Where have you been, my blue-eyed son?

Well, to be honest, Remaining Gentle Readers, I never really wanted to go to Bali.  Did I mention that in a previous brain dump?  Perhaps I did.  No matter.  I had heard plenty plenty bad things about the Ugly Australians who go, get drunk, do Bad Things, make a Bad Name for our country, you know, yadda, yadda.

Ahem.  My first indication that it was another world should have been when we arrived at the hotel via a taksi from the Airport.  Instead of having to stand in line and wait, they whisked our luggage away from us, made us sit down, gave us cold towels smelling ever so slightly of sandlewood, and put a cold drink in front of us.  I was in love, right there & then.  I got to fill in the registration form sitting down on the lounge in front of the Koi pond, then we were whisked to our room, shown all the lovely features and left alone.  Tip optional.

Breakfast was included, and in the morning, after a good sleep in the king-sized bed, Mr G and I wandered down to breakfast and enjoyed nasi goreng (well, I did) and chicken-something... Mr G had the most anemic looking sausages I'd ever seen (chicken, apparently), before being joined by my lovely Ma & Hank.  Whoosh, into a taksi, and off to Carrefore, which is the biggest supermarket I've ever seen, sort of a combined Woolies and Big W, where you could buy everything from a pushbike to washing powder, a fridge to mens socks.

Back to the restaurant for lunch, joined by the other two partners in crime, and the six of us ate like kings for not very much money, before being collected by Wayang, our driver for the duration.

Wayang spoke excellent English, had a wicked sense of humour and apparently endless patience, and he had us out of the Denpasar traffic and noise molto rapidamente.

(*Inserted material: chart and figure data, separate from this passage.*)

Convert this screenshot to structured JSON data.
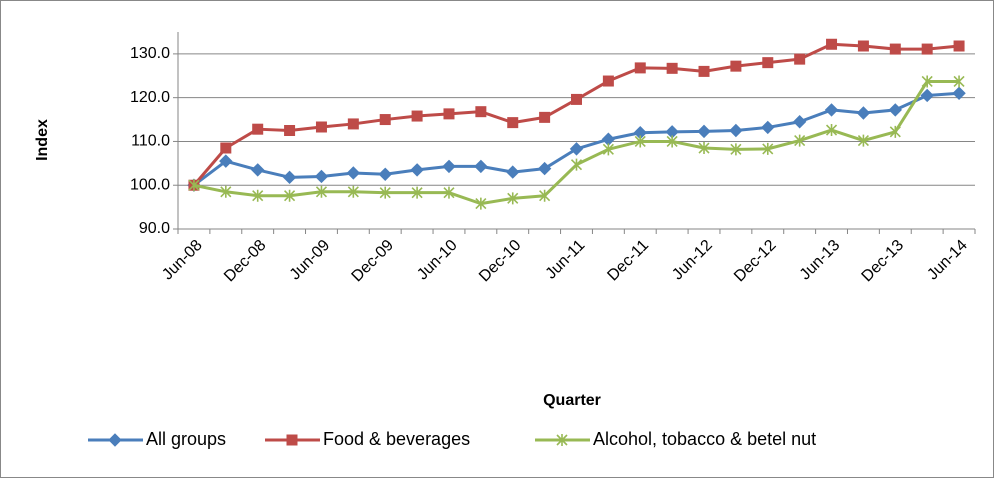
{
  "chart_data": {
    "type": "line",
    "x_label": "Quarter",
    "y_label": "Index",
    "categories": [
      "Jun-08",
      null,
      "Dec-08",
      null,
      "Jun-09",
      null,
      "Dec-09",
      null,
      "Jun-10",
      null,
      "Dec-10",
      null,
      "Jun-11",
      null,
      "Dec-11",
      null,
      "Jun-12",
      null,
      "Dec-12",
      null,
      "Jun-13",
      null,
      "Dec-13",
      null,
      "Jun-14"
    ],
    "series": [
      {
        "name": "All groups",
        "color": "#4a7ebb",
        "marker": "diamond",
        "values": [
          100,
          105.5,
          103.5,
          101.8,
          102,
          102.8,
          102.5,
          103.5,
          104.3,
          104.3,
          103,
          103.8,
          108.3,
          110.5,
          112,
          112.2,
          112.3,
          112.5,
          113.2,
          114.5,
          117.2,
          116.5,
          117.2,
          120.5,
          121
        ]
      },
      {
        "name": "Food & beverages",
        "color": "#be4b48",
        "marker": "square",
        "values": [
          100,
          108.5,
          112.8,
          112.5,
          113.3,
          114,
          115,
          115.8,
          116.3,
          116.8,
          114.3,
          115.5,
          119.6,
          123.8,
          126.8,
          126.7,
          126,
          127.2,
          128,
          128.8,
          132.2,
          131.8,
          131.1,
          131.1,
          131.8
        ]
      },
      {
        "name": "Alcohol, tobacco & betel nut",
        "color": "#98b954",
        "marker": "star",
        "values": [
          100,
          98.5,
          97.6,
          97.6,
          98.5,
          98.5,
          98.3,
          98.3,
          98.3,
          95.8,
          97,
          97.6,
          104.7,
          108.2,
          110,
          110,
          108.5,
          108.2,
          108.3,
          110.2,
          112.6,
          110.2,
          112.2,
          123.7,
          123.7
        ]
      }
    ],
    "ylim": [
      90,
      135
    ],
    "yticks": [
      {
        "value": 90,
        "label": "90.0"
      },
      {
        "value": 100,
        "label": "100.0"
      },
      {
        "value": 110,
        "label": "110.0"
      },
      {
        "value": 120,
        "label": "120.0"
      },
      {
        "value": 130,
        "label": "130.0"
      }
    ],
    "grid": true
  }
}
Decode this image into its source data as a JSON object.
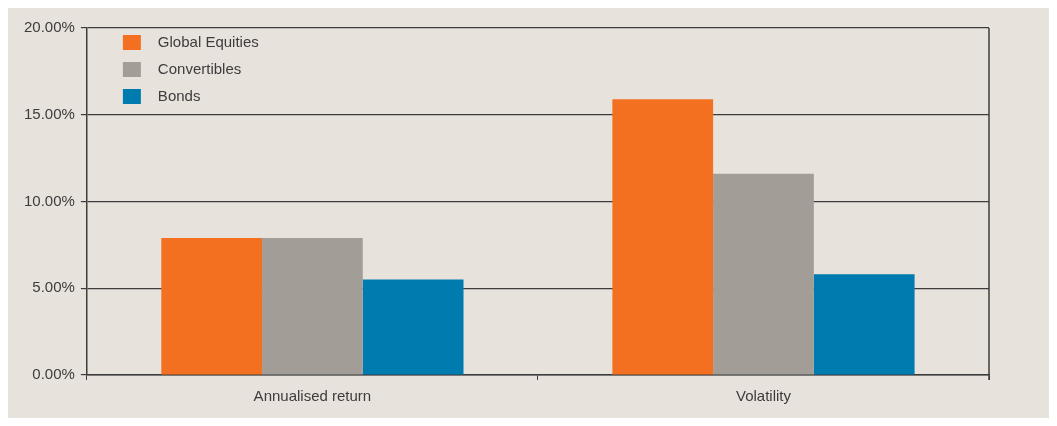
{
  "chart_data": {
    "type": "bar",
    "categories": [
      "Annualised return",
      "Volatility"
    ],
    "series": [
      {
        "name": "Global Equities",
        "color": "#f37021",
        "values": [
          7.9,
          15.9
        ]
      },
      {
        "name": "Convertibles",
        "color": "#a29d96",
        "values": [
          7.9,
          11.6
        ]
      },
      {
        "name": "Bonds",
        "color": "#007bb0",
        "values": [
          5.5,
          5.8
        ]
      }
    ],
    "ylim": [
      0,
      20
    ],
    "yticks": [
      {
        "value": 0,
        "label": "0.00%"
      },
      {
        "value": 5,
        "label": "5.00%"
      },
      {
        "value": 10,
        "label": "10.00%"
      },
      {
        "value": 15,
        "label": "15.00%"
      },
      {
        "value": 20,
        "label": "20.00%"
      }
    ],
    "grid": "y",
    "legend": "top left"
  }
}
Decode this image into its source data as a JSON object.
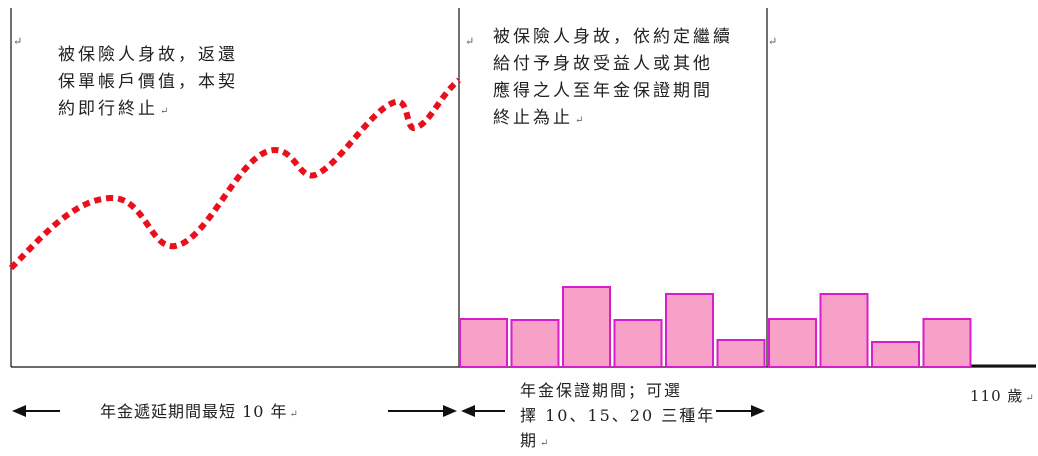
{
  "phase1": {
    "description": "被保險人身故，返還\n保單帳戶價值，本契\n約即行終止",
    "period_label": "年金遞延期間最短 10 年"
  },
  "phase2": {
    "description": "被保險人身故，依約定繼續\n給付予身故受益人或其他\n應得之人至年金保證期間\n終止為止",
    "period_label": "年金保證期間；可選\n擇 10、15、20 三種年\n期"
  },
  "phase3": {
    "end_label": "110 歲"
  },
  "colors": {
    "curve": "#e8101a",
    "bar_fill": "#f7a0c8",
    "bar_stroke": "#d81ec8",
    "line": "#111111"
  },
  "chart_data": {
    "type": "bar",
    "guarantee_bars": [
      0.48,
      0.47,
      0.8,
      0.47,
      0.73,
      0.27
    ],
    "after_bars": [
      0.48,
      0.73,
      0.25,
      0.48
    ]
  }
}
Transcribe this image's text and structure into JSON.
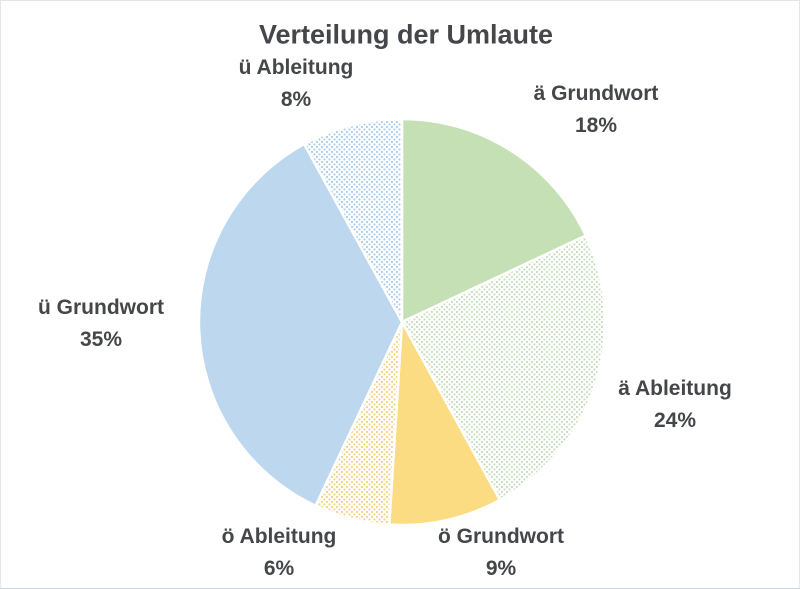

It was kind of weird going up into Ubud, as the suburbs never really die away, all along the route from Denpasar to Ubud there are little roadside shops and stands, people doing business, waiting for business, hoping for business... then... whoosh.  Nothing but the village, and little roads with sharp turns, and then a sign "very nice house for sale", and the villa, a completely private, self-contained universe but with an excellent view of the local activity and colour, including this man who was herding his ducks through the rice paddies.